Even if I am, that doesn’t mean there’s some sort of living tennis ball inside him, sucking his pain the way a vampire sucks blood.
There were no vampires, and no gods of agony … but when the wind blew hard enough to make the big house shiver in its bones, such ideas seemed almost plausible.
Tonya came back with a broom that looked like it had never swept so much as a single pile of floor-dirt into a dustpan. The bristles were bright blue nylon. The handle was painted wood, about four feet long. She held it up doubtfully. ‘This what you want?’

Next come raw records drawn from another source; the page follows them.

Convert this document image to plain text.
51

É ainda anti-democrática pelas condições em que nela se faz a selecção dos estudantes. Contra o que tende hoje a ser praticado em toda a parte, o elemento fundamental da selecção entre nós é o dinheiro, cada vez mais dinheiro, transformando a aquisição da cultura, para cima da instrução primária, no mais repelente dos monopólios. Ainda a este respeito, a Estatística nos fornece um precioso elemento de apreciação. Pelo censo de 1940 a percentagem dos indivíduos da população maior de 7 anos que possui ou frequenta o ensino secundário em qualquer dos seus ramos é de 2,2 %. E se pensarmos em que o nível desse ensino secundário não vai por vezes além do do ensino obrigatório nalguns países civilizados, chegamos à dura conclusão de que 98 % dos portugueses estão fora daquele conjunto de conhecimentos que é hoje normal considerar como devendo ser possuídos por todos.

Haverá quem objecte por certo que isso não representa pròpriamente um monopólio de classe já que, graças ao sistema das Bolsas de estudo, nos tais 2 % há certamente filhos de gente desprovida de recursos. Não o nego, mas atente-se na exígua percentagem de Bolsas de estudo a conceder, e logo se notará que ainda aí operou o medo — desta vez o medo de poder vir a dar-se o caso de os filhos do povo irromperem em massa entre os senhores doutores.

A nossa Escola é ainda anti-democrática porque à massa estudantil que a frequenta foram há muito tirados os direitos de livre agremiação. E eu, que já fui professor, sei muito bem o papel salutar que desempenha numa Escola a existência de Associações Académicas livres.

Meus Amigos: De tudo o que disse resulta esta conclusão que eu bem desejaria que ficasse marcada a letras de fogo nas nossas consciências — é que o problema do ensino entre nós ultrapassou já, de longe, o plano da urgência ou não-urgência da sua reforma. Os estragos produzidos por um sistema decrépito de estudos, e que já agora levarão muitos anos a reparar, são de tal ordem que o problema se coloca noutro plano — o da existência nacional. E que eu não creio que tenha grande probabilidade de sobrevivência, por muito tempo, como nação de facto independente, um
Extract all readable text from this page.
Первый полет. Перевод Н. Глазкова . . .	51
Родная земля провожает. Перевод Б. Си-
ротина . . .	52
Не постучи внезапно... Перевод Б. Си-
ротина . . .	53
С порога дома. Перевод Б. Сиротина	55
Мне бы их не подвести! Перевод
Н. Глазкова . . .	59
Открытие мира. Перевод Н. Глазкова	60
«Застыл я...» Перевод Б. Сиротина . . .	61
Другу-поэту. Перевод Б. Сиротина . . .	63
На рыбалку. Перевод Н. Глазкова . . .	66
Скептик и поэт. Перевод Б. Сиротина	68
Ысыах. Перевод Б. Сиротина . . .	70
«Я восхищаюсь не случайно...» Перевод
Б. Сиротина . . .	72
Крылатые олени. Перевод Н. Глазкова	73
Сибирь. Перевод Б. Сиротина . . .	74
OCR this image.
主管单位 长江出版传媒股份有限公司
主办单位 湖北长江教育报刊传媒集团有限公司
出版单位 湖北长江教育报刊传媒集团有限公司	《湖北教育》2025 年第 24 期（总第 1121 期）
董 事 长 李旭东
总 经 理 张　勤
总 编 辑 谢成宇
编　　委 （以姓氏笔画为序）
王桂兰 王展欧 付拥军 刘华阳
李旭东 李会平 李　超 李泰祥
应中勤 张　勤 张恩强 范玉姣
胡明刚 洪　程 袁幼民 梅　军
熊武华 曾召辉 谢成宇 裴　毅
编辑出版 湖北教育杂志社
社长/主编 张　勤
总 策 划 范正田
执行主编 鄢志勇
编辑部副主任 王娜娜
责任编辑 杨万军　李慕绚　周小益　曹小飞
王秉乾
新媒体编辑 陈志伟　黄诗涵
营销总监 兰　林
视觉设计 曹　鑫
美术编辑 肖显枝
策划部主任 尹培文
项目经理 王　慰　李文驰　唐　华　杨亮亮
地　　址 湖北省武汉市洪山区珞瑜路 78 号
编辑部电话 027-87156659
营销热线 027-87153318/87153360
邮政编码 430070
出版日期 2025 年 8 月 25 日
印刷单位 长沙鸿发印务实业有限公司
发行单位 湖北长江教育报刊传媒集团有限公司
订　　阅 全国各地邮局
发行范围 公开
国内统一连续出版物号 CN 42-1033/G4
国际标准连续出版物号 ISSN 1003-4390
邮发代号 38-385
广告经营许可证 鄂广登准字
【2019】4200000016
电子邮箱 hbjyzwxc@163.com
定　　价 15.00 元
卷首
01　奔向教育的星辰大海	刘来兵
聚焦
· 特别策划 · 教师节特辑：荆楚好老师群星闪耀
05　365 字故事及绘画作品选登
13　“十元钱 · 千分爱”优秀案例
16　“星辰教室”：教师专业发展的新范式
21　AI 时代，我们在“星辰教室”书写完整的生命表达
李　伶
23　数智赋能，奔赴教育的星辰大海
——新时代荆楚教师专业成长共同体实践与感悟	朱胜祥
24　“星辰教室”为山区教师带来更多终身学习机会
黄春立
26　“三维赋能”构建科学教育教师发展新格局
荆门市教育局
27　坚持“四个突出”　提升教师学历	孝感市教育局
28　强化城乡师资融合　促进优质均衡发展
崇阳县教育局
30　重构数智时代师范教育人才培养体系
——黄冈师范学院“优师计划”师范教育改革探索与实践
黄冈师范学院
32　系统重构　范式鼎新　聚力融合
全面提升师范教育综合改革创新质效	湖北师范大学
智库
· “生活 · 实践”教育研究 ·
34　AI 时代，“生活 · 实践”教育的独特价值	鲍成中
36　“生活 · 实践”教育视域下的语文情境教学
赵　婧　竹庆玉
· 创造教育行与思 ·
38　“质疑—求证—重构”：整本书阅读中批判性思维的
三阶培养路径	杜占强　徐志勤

‘I think it will serve,’ Rideout said, although to Kat he didn’t sound entirely sure. It occurred to her that Newsome might not be the only one in this room who had slipped a few cogs lately. ‘I think you’d better give it to our skeptical nurse. No offense to you, Mrs Marsden, but younger folks have quicker reflexes.’
Looking not offended in the slightest – looking relieved, in fact – Tonya held out the broom. Melissa took it and handed it to Kat.
‘What am I supposed to do with it?’ Kat asked. ‘Ride it?’
Rideout smiled, briefly showing the stained and eroded pegs of his teeth. ‘You’ll know when the time comes, if you’ve ever had a bat or raccoon in the room with you. Just remember: first the bristles. Then the stick.’
‘To finish it off, I suppose. Then you put it in the specimen bottle.’
‘As you say.’
‘So you can put it on a shelf somewhere with the rest of your dead gods?’
He didn’t respond to this. ‘Hand the spray can to Mr Jensen, please.’
Kat did so. Melissa asked, ‘What do I do?’
‘Watch. And pray, if you know how. On my behalf, as well as Mr Newsome’s. For my heart to be strong.’
Kat, who saw a fake heart attack coming, said nothing. She simply moved away from the bed, holding the handle of the broom in both hands. Rideout sat down beside Newsome with a grimace. His knees popped like pistol shots.
‘Listen to me, Mr Jensen.’
‘Yes?’
‘You’ll have time – it will be stunned – but be quick, just the same. As quick as you were on the football field, all right?’
‘You want me to Mace it?’
Rideout once more flashed his brief smile, but Kat thought he really did look ill. ‘It’s not Mace – that’s illegal even where I come from – but you’ve got the idea, all right. Now I’d like silence, please.’
‘Wait a minute.’ Kat propped the broom against the bed and ran her hands first up Rideout’s left arm, then his right. She felt only plain cotton cloth and the man’s scrawny flesh beneath.
‘Nothing up my sleeve, Miss Kat, I promise you.’
‘Hurry up,’ Newsome said. ‘This is bad. It always is, but the goddam stormy weather makes it worse.’